Hurricanes Rugby League

Club information
- Full name: Hurricanes Rugby League Football Club
- Nickname(s): The Canes, Hurricanes, Jamaica
- Founded: 2010; 16 years ago

Current details
- Ground: N/A (N/A);
- CEO: Dane Campbell
- Coach: Roy Calvert
- Competition: N/A

= Hurricanes Rugby League =

Jamaican rugby league club, based in Spanish Town, Jamaica

Hurricanes Rugby League are a Jamaican rugby league football team. Formed in 2011 with the intention of becoming Jamaica's first professional rugby league team, they hope to play in one of the domestic competitions in the United States by 2013.

==History==
The Hurricanes Rugby League were officially launched on the 26 February 2011 at GC Forster College, Spanish Town, Jamaica. The Hurricanes' aim to create a professional rugby league team to compete in one of the domestic competitions in the United States, the American National Rugby League (AMNRL) or the USA Rugby League (USARL) by 2013. The team was founded by Australian Dane Campbell, a former player for the Newcastle Knights of the National Rugby League (NRL). Campbell is the sole owner of the franchise.
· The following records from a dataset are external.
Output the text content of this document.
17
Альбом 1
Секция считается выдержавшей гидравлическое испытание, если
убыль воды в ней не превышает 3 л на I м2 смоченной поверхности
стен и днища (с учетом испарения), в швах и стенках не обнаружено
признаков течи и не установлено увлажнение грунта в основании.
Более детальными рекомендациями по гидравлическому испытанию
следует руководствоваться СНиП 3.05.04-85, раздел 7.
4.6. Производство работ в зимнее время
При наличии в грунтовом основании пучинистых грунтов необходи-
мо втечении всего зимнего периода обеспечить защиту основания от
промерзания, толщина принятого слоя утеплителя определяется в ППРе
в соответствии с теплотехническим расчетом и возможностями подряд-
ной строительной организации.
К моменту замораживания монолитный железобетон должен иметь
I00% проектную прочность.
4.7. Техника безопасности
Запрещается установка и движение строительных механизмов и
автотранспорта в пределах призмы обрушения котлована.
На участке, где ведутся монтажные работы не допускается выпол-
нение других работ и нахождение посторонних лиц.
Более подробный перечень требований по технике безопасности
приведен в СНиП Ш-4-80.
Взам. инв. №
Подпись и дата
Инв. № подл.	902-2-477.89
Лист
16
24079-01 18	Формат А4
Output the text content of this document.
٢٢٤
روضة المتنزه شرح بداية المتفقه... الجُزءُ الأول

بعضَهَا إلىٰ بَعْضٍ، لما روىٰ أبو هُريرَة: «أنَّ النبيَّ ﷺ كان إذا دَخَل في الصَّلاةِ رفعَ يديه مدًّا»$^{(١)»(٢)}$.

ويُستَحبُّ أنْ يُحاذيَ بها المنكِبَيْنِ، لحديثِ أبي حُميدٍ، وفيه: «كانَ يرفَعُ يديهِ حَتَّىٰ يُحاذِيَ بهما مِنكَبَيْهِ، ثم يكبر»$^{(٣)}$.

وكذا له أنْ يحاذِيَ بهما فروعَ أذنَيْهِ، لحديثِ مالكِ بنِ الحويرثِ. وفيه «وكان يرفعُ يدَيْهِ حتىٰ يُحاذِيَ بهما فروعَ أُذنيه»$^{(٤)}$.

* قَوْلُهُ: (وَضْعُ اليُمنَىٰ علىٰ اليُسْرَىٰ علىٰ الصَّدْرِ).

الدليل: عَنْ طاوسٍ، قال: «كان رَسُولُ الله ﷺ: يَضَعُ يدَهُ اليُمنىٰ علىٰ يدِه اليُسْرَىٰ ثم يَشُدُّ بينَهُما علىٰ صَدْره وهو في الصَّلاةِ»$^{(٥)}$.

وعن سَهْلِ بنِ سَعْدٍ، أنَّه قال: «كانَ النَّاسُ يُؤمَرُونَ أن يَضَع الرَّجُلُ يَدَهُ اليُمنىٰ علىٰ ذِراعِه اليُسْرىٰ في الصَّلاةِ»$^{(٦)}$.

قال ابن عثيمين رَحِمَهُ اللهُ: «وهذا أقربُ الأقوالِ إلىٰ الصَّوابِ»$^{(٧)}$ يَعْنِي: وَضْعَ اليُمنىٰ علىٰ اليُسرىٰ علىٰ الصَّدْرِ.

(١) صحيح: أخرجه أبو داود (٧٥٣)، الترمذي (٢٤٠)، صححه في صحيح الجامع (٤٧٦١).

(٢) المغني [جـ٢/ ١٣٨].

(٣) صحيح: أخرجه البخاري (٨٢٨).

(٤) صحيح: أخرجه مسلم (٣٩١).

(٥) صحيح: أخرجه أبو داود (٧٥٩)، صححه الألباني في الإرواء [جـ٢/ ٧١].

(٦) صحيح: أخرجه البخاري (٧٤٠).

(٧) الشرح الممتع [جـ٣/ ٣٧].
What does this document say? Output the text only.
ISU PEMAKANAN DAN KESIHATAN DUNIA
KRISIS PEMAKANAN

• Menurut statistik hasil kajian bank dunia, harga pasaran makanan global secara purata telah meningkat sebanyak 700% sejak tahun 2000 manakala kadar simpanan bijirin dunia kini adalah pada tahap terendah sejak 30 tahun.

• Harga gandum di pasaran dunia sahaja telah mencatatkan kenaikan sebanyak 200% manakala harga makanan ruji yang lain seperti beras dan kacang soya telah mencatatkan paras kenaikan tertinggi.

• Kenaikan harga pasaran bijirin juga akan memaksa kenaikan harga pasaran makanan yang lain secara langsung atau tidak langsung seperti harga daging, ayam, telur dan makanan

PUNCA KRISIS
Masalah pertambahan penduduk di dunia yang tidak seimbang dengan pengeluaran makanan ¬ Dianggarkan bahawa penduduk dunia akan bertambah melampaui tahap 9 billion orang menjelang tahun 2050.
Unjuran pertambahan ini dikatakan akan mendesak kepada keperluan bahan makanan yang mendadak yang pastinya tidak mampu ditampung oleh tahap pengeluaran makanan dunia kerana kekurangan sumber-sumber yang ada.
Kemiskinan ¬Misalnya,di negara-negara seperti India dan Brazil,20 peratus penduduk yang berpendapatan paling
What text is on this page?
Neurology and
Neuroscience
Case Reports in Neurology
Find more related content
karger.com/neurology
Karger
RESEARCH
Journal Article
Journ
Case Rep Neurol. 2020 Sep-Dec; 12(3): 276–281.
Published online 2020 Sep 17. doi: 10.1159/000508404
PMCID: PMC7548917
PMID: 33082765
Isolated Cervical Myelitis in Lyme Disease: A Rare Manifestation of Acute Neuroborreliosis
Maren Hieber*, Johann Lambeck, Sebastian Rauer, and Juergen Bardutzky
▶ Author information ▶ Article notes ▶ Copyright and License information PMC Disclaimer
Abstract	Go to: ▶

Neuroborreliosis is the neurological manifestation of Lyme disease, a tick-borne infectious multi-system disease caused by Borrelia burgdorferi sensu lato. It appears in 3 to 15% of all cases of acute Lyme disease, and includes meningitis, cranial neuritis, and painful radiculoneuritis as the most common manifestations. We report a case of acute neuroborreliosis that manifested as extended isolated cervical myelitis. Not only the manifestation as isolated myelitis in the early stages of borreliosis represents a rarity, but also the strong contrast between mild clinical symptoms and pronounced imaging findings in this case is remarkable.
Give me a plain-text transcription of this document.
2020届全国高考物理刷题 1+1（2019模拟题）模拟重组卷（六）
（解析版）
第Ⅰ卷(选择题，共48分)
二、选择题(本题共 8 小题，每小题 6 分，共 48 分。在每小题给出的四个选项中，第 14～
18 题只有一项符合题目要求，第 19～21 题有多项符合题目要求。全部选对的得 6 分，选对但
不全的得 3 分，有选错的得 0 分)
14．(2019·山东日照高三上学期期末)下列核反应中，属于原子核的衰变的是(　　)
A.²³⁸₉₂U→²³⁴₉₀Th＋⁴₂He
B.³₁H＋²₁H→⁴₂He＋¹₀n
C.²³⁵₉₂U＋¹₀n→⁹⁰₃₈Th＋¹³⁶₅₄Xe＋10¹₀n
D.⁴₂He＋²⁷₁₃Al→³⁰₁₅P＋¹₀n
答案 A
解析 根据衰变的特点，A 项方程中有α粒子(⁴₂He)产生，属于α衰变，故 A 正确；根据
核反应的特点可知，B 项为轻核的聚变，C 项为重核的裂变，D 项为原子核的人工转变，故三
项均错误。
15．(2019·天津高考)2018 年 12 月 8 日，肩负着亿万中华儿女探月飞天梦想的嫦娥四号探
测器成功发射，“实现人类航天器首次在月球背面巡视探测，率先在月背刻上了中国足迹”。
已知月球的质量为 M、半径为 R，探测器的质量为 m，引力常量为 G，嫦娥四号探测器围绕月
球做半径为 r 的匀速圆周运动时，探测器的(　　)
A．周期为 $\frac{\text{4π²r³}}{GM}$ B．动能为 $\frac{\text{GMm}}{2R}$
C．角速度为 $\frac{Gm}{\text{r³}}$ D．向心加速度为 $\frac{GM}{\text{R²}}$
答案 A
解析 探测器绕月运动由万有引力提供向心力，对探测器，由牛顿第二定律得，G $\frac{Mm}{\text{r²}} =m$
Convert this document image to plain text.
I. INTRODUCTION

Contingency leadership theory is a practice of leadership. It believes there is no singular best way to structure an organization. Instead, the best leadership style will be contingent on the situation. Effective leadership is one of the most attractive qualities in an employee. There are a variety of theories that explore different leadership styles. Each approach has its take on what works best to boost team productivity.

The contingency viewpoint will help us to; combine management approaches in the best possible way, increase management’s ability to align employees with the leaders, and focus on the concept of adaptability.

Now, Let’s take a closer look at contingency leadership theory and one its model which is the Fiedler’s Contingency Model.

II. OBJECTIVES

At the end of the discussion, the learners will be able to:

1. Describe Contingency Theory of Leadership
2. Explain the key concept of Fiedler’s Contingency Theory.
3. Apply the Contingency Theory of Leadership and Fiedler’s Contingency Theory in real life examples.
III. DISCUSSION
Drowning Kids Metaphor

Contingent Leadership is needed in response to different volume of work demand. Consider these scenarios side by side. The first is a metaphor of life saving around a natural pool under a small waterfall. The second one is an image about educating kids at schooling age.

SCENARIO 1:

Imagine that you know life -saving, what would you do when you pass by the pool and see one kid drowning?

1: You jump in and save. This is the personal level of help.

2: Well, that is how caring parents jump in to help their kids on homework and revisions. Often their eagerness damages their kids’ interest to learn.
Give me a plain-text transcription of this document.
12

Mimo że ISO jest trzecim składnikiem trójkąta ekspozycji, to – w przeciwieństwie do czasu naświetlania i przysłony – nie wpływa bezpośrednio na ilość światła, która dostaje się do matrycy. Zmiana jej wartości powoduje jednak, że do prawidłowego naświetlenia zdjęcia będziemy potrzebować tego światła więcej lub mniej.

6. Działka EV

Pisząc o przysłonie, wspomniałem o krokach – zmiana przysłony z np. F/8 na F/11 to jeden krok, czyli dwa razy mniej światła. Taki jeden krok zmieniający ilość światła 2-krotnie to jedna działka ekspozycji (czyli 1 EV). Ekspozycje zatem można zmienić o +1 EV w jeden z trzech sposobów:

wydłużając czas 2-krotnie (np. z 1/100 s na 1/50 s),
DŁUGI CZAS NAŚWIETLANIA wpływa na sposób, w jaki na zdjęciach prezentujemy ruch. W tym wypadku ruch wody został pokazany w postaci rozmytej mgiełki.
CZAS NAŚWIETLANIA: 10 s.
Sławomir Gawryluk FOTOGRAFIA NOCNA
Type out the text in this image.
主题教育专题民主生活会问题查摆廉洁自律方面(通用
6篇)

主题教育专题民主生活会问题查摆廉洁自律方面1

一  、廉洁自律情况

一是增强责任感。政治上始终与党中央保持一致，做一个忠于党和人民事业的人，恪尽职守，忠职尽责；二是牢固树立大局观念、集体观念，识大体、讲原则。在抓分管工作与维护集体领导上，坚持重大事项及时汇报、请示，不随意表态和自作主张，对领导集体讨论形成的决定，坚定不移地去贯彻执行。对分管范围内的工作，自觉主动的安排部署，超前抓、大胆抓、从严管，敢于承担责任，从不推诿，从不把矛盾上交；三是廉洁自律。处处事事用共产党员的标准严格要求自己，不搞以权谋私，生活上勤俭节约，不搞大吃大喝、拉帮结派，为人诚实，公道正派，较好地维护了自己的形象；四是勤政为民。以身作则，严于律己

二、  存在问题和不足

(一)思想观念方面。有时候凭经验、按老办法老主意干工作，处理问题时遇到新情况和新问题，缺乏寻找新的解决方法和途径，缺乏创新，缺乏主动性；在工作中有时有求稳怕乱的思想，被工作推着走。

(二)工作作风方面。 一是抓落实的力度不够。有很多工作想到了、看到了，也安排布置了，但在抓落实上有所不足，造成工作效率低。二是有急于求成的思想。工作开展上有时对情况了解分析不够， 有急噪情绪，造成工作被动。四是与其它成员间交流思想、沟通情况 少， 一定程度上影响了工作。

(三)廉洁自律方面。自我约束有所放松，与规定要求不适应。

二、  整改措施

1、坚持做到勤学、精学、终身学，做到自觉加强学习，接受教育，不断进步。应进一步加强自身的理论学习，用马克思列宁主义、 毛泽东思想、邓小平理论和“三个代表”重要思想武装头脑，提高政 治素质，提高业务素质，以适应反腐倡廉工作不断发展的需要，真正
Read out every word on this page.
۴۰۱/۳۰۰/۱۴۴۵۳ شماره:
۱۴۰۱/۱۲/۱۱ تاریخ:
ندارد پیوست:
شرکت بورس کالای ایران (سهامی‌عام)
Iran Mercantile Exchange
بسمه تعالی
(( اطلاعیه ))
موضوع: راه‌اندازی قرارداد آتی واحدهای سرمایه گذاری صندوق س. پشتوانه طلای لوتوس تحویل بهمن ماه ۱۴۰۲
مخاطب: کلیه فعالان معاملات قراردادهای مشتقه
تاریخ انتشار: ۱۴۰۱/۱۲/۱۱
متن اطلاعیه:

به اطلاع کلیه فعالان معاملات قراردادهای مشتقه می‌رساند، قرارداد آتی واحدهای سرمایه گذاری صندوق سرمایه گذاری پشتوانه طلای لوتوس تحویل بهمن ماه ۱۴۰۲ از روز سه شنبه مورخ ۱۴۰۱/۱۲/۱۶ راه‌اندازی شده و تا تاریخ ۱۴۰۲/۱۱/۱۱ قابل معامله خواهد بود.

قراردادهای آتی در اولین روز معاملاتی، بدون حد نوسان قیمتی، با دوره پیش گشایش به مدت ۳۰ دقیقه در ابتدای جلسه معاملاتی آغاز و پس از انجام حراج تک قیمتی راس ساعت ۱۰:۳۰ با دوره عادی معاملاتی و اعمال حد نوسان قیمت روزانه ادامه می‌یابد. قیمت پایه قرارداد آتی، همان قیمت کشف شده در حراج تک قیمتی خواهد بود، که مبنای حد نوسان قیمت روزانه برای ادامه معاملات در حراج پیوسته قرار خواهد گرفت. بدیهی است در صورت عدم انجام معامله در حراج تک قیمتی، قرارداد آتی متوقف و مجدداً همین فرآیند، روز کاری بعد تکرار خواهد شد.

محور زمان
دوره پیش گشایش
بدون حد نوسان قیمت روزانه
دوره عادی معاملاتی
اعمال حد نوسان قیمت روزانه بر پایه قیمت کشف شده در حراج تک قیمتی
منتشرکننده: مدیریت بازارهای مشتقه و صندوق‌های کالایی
In 2012 the Hurricanes hosted the USA Rugby League club the Washington D.C. Slayers in Kingston in the first ever international club match on Jamaican soil. The Hurricanes the preseason matchup 66-29.

The Hurricanes Rugby League Academy will also train school aged players between 14–19 years of age in the hope of developing them into full-time professionals.